On March 25, the Solemnity of the Annunciation of Mary, many of the world’s Catholic Christians gathered in their respective places to pray for Russia and Ukraine, specifically for the consecration of those two countries, and all humanity, to the Immaculate Heart of Mary.
The word “consecration” here recalls a time in 1917 when the Blessed Mother appeared, on several different occasions, to three shepherd children in Fátima, Portugal. Without conversion, she said, war would pervade, and Russia would spread its errors throughout the world.
This recent Friday’s effort was a spiritual response to that long-ago request, along with the recent war in Europe, using prayer as our only weapon, appealing to heaven for help.
That morning, I slipped into a front pew at St. Mary’s Cathedral downtown Fargo to pray with local faithful, hoping to settle my weary mind and heart through joining the refrain of begging God for peace.
After leading the consecration, Bishop Folda knelt before a mosaic of Mary, a young Jesus in her lap holding a globe representing the world, and guided a Rosary recitation, followed by midday Mass.
During the homily, he reiterated the day’s dual significance, expounding on both the consecration and the Annunciation, when the Angel Gabriel appeared to Mary, a humble Jewish teenager, who consented to bearing the Son of God.
It was Pope Francis who had called the faithful together on this day to beg God to restore peace, Bishop Folda reminded, “asking for Our Blessed Mother’s intercession and protection.”
“This consecration is a kind of entrustment,” he said, “a placing of these wounded nations under Mary’s mantle, entrusting them to her maternal love and care,” and it seemed fitting to pair the consecration with the solemnity on which we celebrate God’s Son coming into the world.
The Annunciation recalls the mysterious plan of God to save humanity by taking on flesh, he noted. “And of course, this beautiful moment could not have happened without the willing cooperation of one very important person,” that being Mary.
In her “yes,” he said, Mary became “the hinge for God’s plan, the vessel for the outpouring of his love,” and as Mary’s trust, faith, hope, humility, obedience and love all converged in her response to the angel, the world was changed.
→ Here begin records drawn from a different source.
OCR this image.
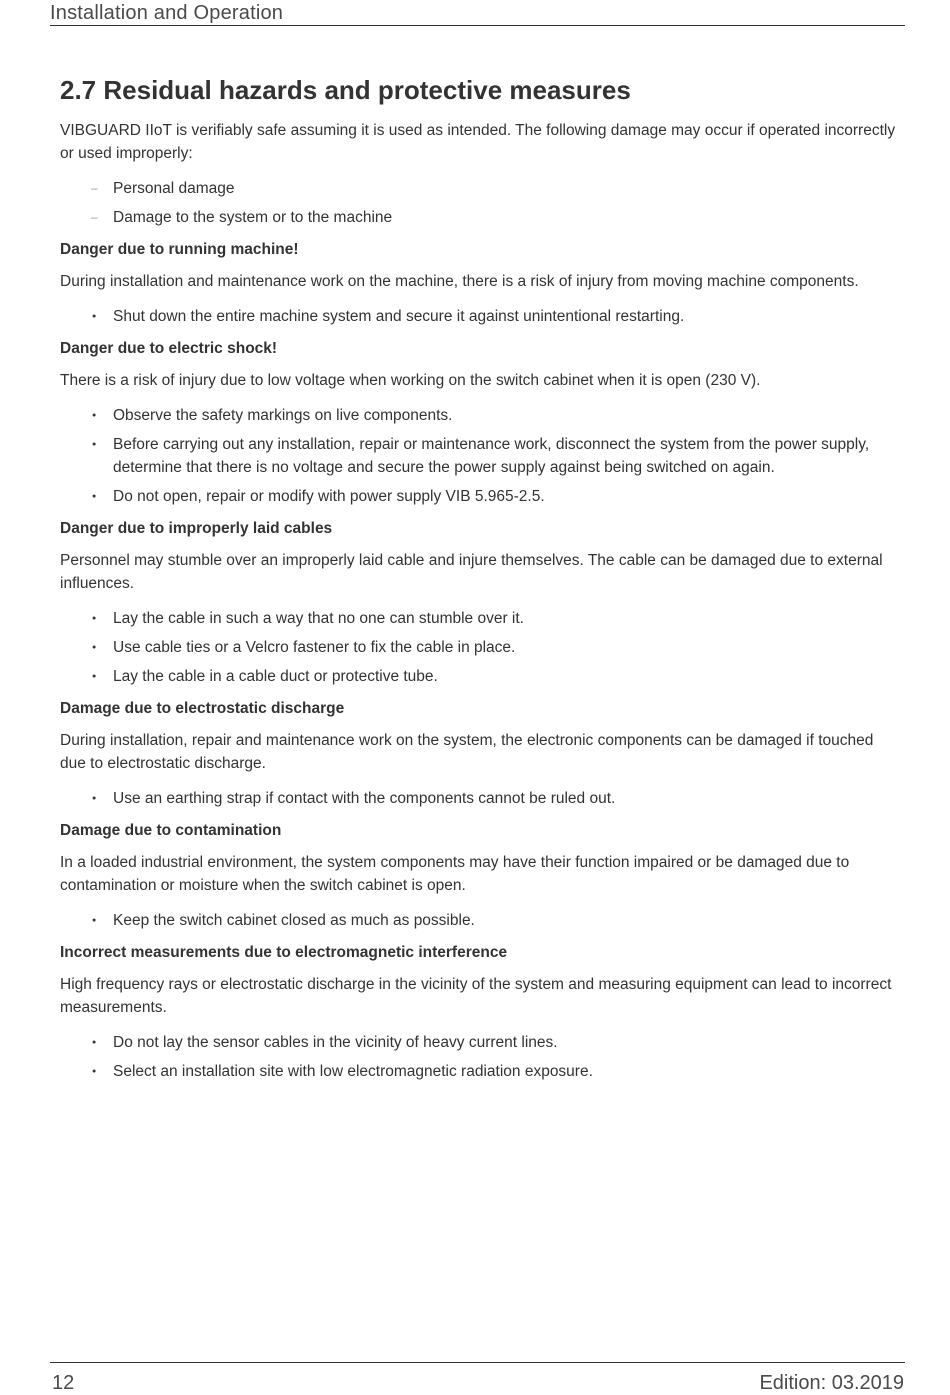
Installation and Operation
2.7 Residual hazards and protective measures

VIBGUARD IIoT is verifiably safe assuming it is used as intended. The following damage may occur if operated incorrectly or used improperly:

– Personal damage
– Damage to the system or to the machine
Danger due to running machine!

During installation and maintenance work on the machine, there is a risk of injury from moving machine components.

● Shut down the entire machine system and secure it against unintentional restarting.
Danger due to electric shock!

There is a risk of injury due to low voltage when working on the switch cabinet when it is open (230 V).

● Observe the safety markings on live components.
● Before carrying out any installation, repair or maintenance work, disconnect the system from the power supply, determine that there is no voltage and secure the power supply against being switched on again.
● Do not open, repair or modify with power supply VIB 5.965-2.5.
Danger due to improperly laid cables

Personnel may stumble over an improperly laid cable and injure themselves. The cable can be damaged due to external influences.

● Lay the cable in such a way that no one can stumble over it.
● Use cable ties or a Velcro fastener to fix the cable in place.
● Lay the cable in a cable duct or protective tube.
Damage due to electrostatic discharge

During installation, repair and maintenance work on the system, the electronic components can be damaged if touched due to electrostatic discharge.

● Use an earthing strap if contact with the components cannot be ruled out.
Damage due to contamination

In a loaded industrial environment, the system components may have their function impaired or be damaged due to contamination or moisture when the switch cabinet is open.

● Keep the switch cabinet closed as much as possible.
Incorrect measurements due to electromagnetic interference

High frequency rays or electrostatic discharge in the vicinity of the system and measuring equipment can lead to incorrect measurements.

● Do not lay the sensor cables in the vicinity of heavy current lines.
● Select an installation site with low electromagnetic radiation exposure.
12	Edition: 03.2019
“God’s plan took a great leap forward, and our redemption grew closer,” Bishop Folda asserted, referencing St. Thomas Aquinas, who called this moment “the condescension of (God’s) love.” “It truly was a moment of God’s love for us, every one of his children,” he said, that our wounds might be healed. “And oh, how we need this healing right now.”
Alone, we cannot overcome this present darkness, Bishop Folda said, so we turn to our Lord and his holy mother. “Mary is never a better model for us than at this moment,” he remarked. “Her ‘yes’ brings Jesus Christ into the world. And our ‘yes’ to him will allow him to fill us with God’s grace, if we’re willing to receive it.”
[For the sake of having a repository for my newspaper columns and articles, I reprint them here, with permission, a week after their run date. The preceding ran in The Forum newspaper on April 4, 2022.]